The S.C. House on Tuesday voted to begin exploring the possibility of selling Santee Cooper, months after the state-owned utility racked up $4 billion in debt for a failed nuclear construction project.
The 104-7-vote follows Gov. Henry McMaster’s news conference last week urging the General Assembly to get started evaluating offers to purchase and privatize the Moncks Corner-based power company.
It also follows last week’s release of hundreds of once-secret emails showing Santee Cooper’s lobbyists were working to undermine the governor’s efforts to sell the utility.
The proposal, which now heads to the Senate, offers a significant step toward selling Santee Cooper. A number of companies have privately shown interest in buying or taking over the state-owned power company, but S.C. lawmakers — whose approval is needed to privatize Santee Cooper — have yet to create a process to field and evaluate those offers.
As a result, Florida-based power giant NextEra Energy for weeks has briefed lawmakers privately on a potential bid for Santee Cooper but can not yet make an official offer.
“If there is an offer on the table, we don’t want to hear it behind closed doors,” said state Rep. Peter McCoy, a Charleston Republican who chaired the House’s special nuclear panel. “If you have a proposal, you bring it to this committee, and you testify in front of this committee.”

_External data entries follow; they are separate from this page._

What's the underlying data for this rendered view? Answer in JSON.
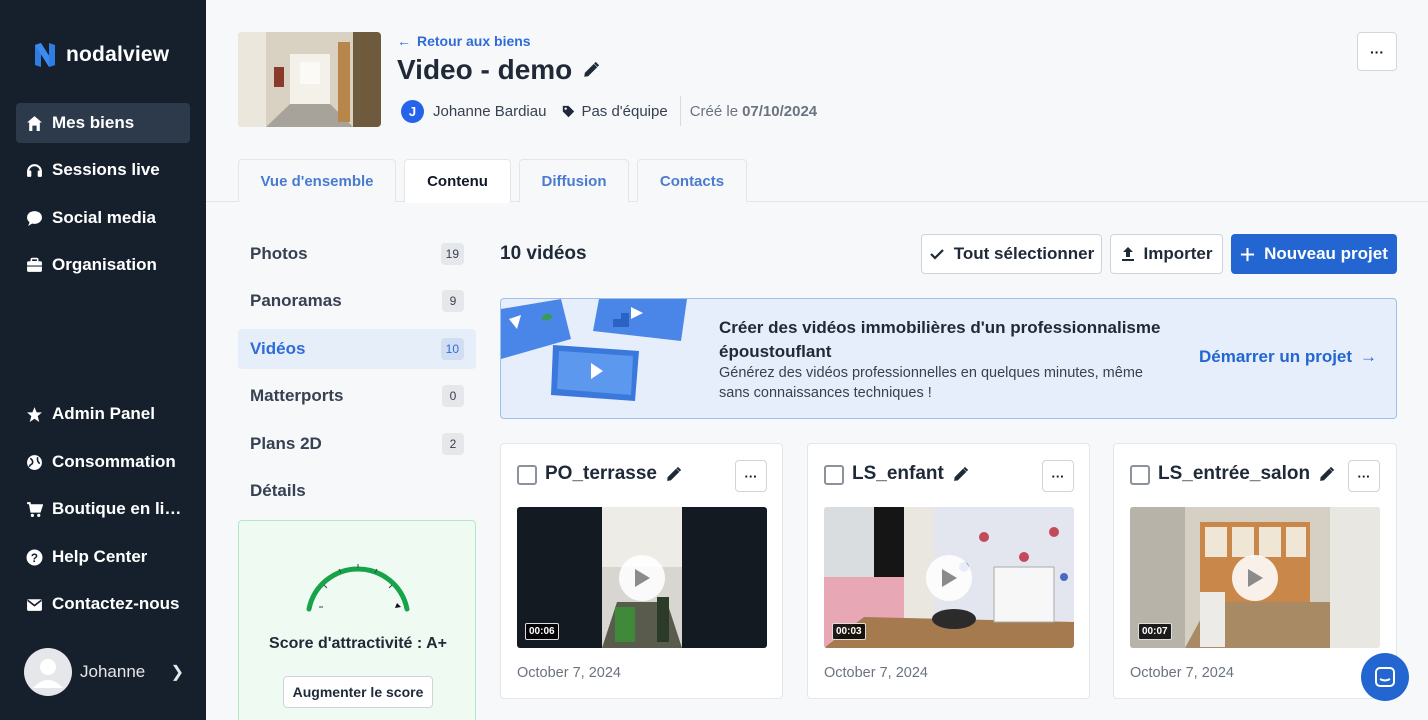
{
  "app": {
    "brand": "nodalview"
  },
  "sidebar": {
    "items": [
      {
        "label": "Mes biens",
        "icon": "home-icon",
        "active": true
      },
      {
        "label": "Sessions live",
        "icon": "headset-icon"
      },
      {
        "label": "Social media",
        "icon": "chat-bubble-icon"
      },
      {
        "label": "Organisation",
        "icon": "briefcase-icon"
      }
    ],
    "bottom_items": [
      {
        "label": "Admin Panel",
        "icon": "star-icon"
      },
      {
        "label": "Consommation",
        "icon": "globe-icon"
      },
      {
        "label": "Boutique en ligne",
        "icon": "cart-icon"
      },
      {
        "label": "Help Center",
        "icon": "question-circle-icon"
      },
      {
        "label": "Contactez-nous",
        "icon": "envelope-icon"
      }
    ],
    "user": {
      "name": "Johanne"
    }
  },
  "header": {
    "back_label": "Retour aux biens",
    "title": "Video - demo",
    "owner_initial": "J",
    "owner_name": "Johanne Bardiau",
    "team_label": "Pas d'équipe",
    "created_label": "Créé le",
    "created_date": "07/10/2024",
    "more_label": "···"
  },
  "tabs": [
    {
      "label": "Vue d'ensemble"
    },
    {
      "label": "Contenu",
      "active": true
    },
    {
      "label": "Diffusion"
    },
    {
      "label": "Contacts"
    }
  ],
  "content_menu": [
    {
      "label": "Photos",
      "count": "19"
    },
    {
      "label": "Panoramas",
      "count": "9"
    },
    {
      "label": "Vidéos",
      "count": "10",
      "active": true
    },
    {
      "label": "Matterports",
      "count": "0"
    },
    {
      "label": "Plans 2D",
      "count": "2"
    },
    {
      "label": "Détails"
    }
  ],
  "score": {
    "label": "Score d'attractivité : A+",
    "button": "Augmenter le score"
  },
  "videos": {
    "count_label": "10 vidéos",
    "select_all": "Tout sélectionner",
    "import": "Importer",
    "new_project": "Nouveau projet"
  },
  "promo": {
    "title": "Créer des vidéos immobilières d'un professionnalisme époustouflant",
    "description": "Générez des vidéos professionnelles en quelques minutes, même sans connaissances techniques !",
    "link": "Démarrer un projet"
  },
  "cards": [
    {
      "title": "PO_terrasse",
      "duration": "00:06",
      "date": "October 7, 2024"
    },
    {
      "title": "LS_enfant",
      "duration": "00:03",
      "date": "October 7, 2024"
    },
    {
      "title": "LS_entrée_salon",
      "duration": "00:07",
      "date": "October 7, 2024"
    }
  ],
  "colors": {
    "primary": "#2366d1",
    "sidebar": "#16202d",
    "score_green": "#16a34a"
  }
}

McMaster and other state lawmakers have said selling the utility is the only way to ensure the 2 million S.C. residents who rely on Santee Cooper for electricity are not made to pay for the failed V.C. Summer nuclear expansion.
Santee Cooper and investor-owned SCE&G abandoned that $9 billion project last July after years of cost overruns and construction delays. Santee Cooper’s customers already have paid about $530 million for the project and continue to pay about $5 a month – or 4.5 percent of their power bills – for it on their power bills, the agency says.

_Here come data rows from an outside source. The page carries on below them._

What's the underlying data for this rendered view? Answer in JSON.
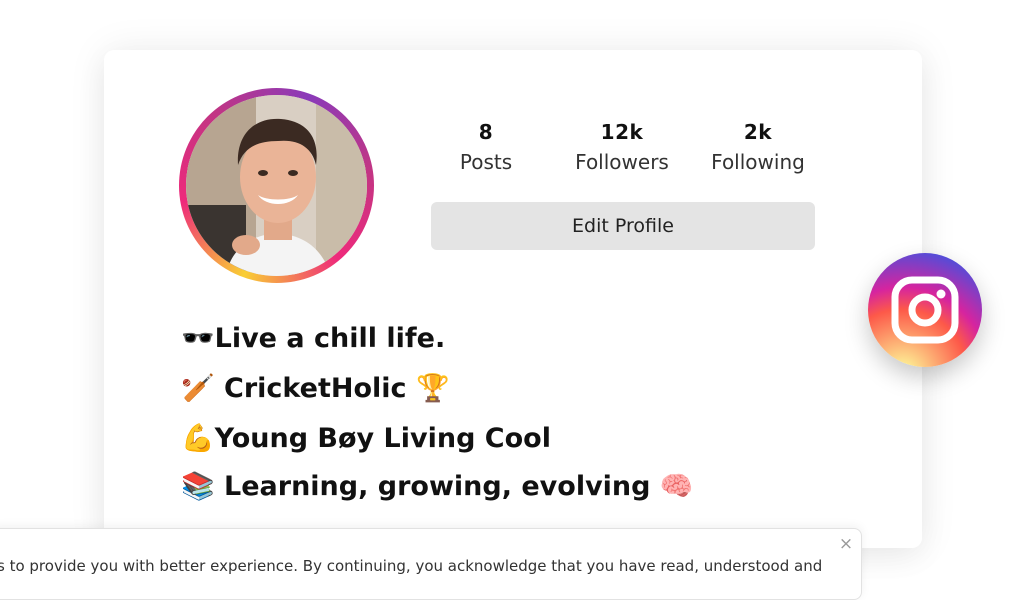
{
  "profile": {
    "stats": [
      {
        "value": "8",
        "label": "Posts"
      },
      {
        "value": "12k",
        "label": "Followers"
      },
      {
        "value": "2k",
        "label": "Following"
      }
    ],
    "edit_button_label": "Edit Profile",
    "bio": [
      {
        "emoji": "🕶️",
        "text": "Live a chill life."
      },
      {
        "emoji": "🏏",
        "text": " CricketHolic ",
        "trailing_emoji": "🏆"
      },
      {
        "emoji": "💪",
        "text": "Young Bøy Living Cool"
      },
      {
        "emoji": "📚",
        "text": " Learning, growing, evolving ",
        "trailing_emoji": "🧠"
      }
    ]
  },
  "instagram_badge": {
    "icon": "instagram-logo-icon",
    "gradient": [
      "#fdf497",
      "#fd5949",
      "#d6249f",
      "#285AEB"
    ]
  },
  "cookie_banner": {
    "text": "s to provide you with better experience. By continuing, you acknowledge that you have read, understood and",
    "close_symbol": "×"
  }
}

"Speaker Lucas and the House of Representatives have shown tremendous leadership with their efforts to protect the ratepayers of our state," McMaster said in an emailed statement. "This legislation will allow the future of Santee Cooper to be objectively determined through a transparent and accountable process that places the interests of taxpayers and ratepayers first. I applaud the House for taking this historic first step and urge the Senate to pass it without delay.”
"This decision cannot be made behind closed doors through back room deals," House Speaker Jay Lucas, R-Darlington, said in a statement. "South Carolinians deserve to have their voices heard regarding the possible sale. This legislation provides that opportunity and offers a transparent process to vet bids from potential buyers.

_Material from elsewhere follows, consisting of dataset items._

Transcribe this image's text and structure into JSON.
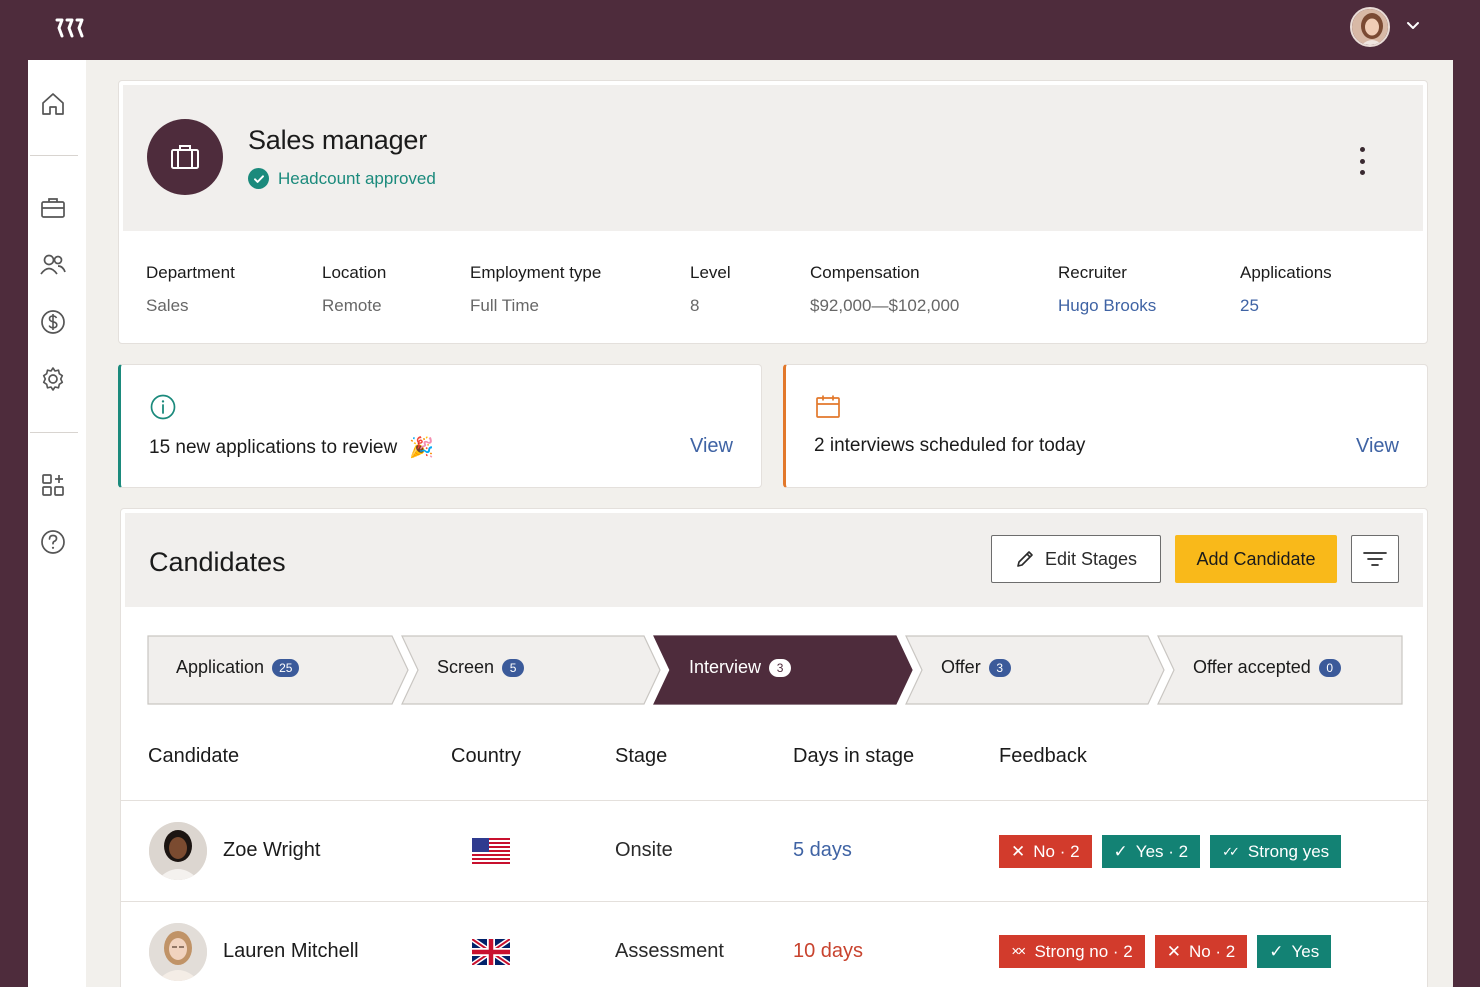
{
  "colors": {
    "brand": "#4e2c3c",
    "accent": "#f9b91a",
    "link": "#3f63a4",
    "success": "#1b8a7c",
    "danger": "#d23b2c"
  },
  "header": {
    "logo_icon": "brand-logo-icon",
    "avatar_icon": "user-avatar",
    "menu_icon": "chevron-down-icon"
  },
  "sidebar": {
    "items": [
      "home-icon",
      "briefcase-icon",
      "people-icon",
      "dollar-icon",
      "gear-icon",
      "apps-add-icon",
      "help-icon"
    ]
  },
  "job": {
    "title": "Sales manager",
    "status": "Headcount approved",
    "fields": [
      {
        "label": "Department",
        "value": "Sales"
      },
      {
        "label": "Location",
        "value": "Remote"
      },
      {
        "label": "Employment type",
        "value": "Full Time"
      },
      {
        "label": "Level",
        "value": "8"
      },
      {
        "label": "Compensation",
        "value": "$92,000—$102,000"
      },
      {
        "label": "Recruiter",
        "value": "Hugo Brooks"
      },
      {
        "label": "Applications",
        "value": "25"
      }
    ]
  },
  "notices": [
    {
      "text": "15 new applications to review",
      "emoji": "🎉",
      "action": "View",
      "icon": "info-icon"
    },
    {
      "text": "2 interviews scheduled for today",
      "action": "View",
      "icon": "calendar-icon"
    }
  ],
  "candidates": {
    "title": "Candidates",
    "edit_label": "Edit Stages",
    "add_label": "Add Candidate",
    "stages": [
      {
        "name": "Application",
        "count": "25"
      },
      {
        "name": "Screen",
        "count": "5"
      },
      {
        "name": "Interview",
        "count": "3",
        "active": true
      },
      {
        "name": "Offer",
        "count": "3"
      },
      {
        "name": "Offer accepted",
        "count": "0"
      }
    ],
    "columns": [
      "Candidate",
      "Country",
      "Stage",
      "Days in stage",
      "Feedback"
    ],
    "rows": [
      {
        "name": "Zoe Wright",
        "country": "us-flag-icon",
        "stage": "Onsite",
        "days": "5 days",
        "feedback": [
          {
            "icon": "✕",
            "text": "No · 2",
            "tone": "red"
          },
          {
            "icon": "✓",
            "text": "Yes · 2",
            "tone": "teal"
          },
          {
            "icon": "✓✓",
            "text": "Strong yes",
            "tone": "teal"
          }
        ]
      },
      {
        "name": "Lauren Mitchell",
        "country": "uk-flag-icon",
        "stage": "Assessment",
        "days": "10 days",
        "feedback": [
          {
            "icon": "✕✕",
            "text": "Strong no · 2",
            "tone": "red"
          },
          {
            "icon": "✕",
            "text": "No · 2",
            "tone": "red"
          },
          {
            "icon": "✓",
            "text": "Yes",
            "tone": "teal"
          }
        ]
      }
    ]
  }
}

The House’s plan, which now heads to the Senate, would create a nine-member committee to:
▪ Evaluate whether selling Santee Cooper is best for the state and its power customers
▪ Figure out which parts of Santee Cooper should be for sale and what should be off-limits
▪ Accept bids from potential purchasers and hold public hearings on those offers
▪ Identify potential hurdles to selling Santee Cooper, such as its $8 billion in debt, and find ways to handle those problems in a potential deal.
The vote does not necessarily indicate House members are ready to privatize the 84-year-old utility.
State Rep. Russell Ott, D-Calhoun, noted that McMaster has said for months Santee Cooper must be sold.
“That might be a little premature,” Ott said, “without trying … to get to the bottom of some of these questions that have to be asked and answered.”
State Rep. Alan Clemmons, R-Horry, said he wanted to make sure the nine-member committee is sensitive to Santee Cooper’s 1,700 employees, many who live in the Lowcountry.
“It is incumbent upon us and the people of South Carolina to do right by those employees,” he declared during a debate on the House floor.
Santee Cooper spokeswoman Mollie Gore said her agency appreciates the House's efforts and its "recognition of our employees' hard work on the frontline every day."
"As this process continues, we will continue to be a resource for legislators and, if it comes to be, the committee outlined by the House today," Gore said.
The committee would include six House and Senate leaders, or their designees; the governor, or his designee; and two members appointed by the governor. The House proposal stipulates that no one on the committee can receive pay or other benefits from a power company.
The House proposal – passed ahead of a critical April 10 deadline – also would fire the current members of Santee Cooper’s board – a group lawmakers blame for failing to alert them of problems with the nuclear project.
The utility’s current board members would remain in their seats until their replacements can be screened and appointed by the governor and state lawmakers.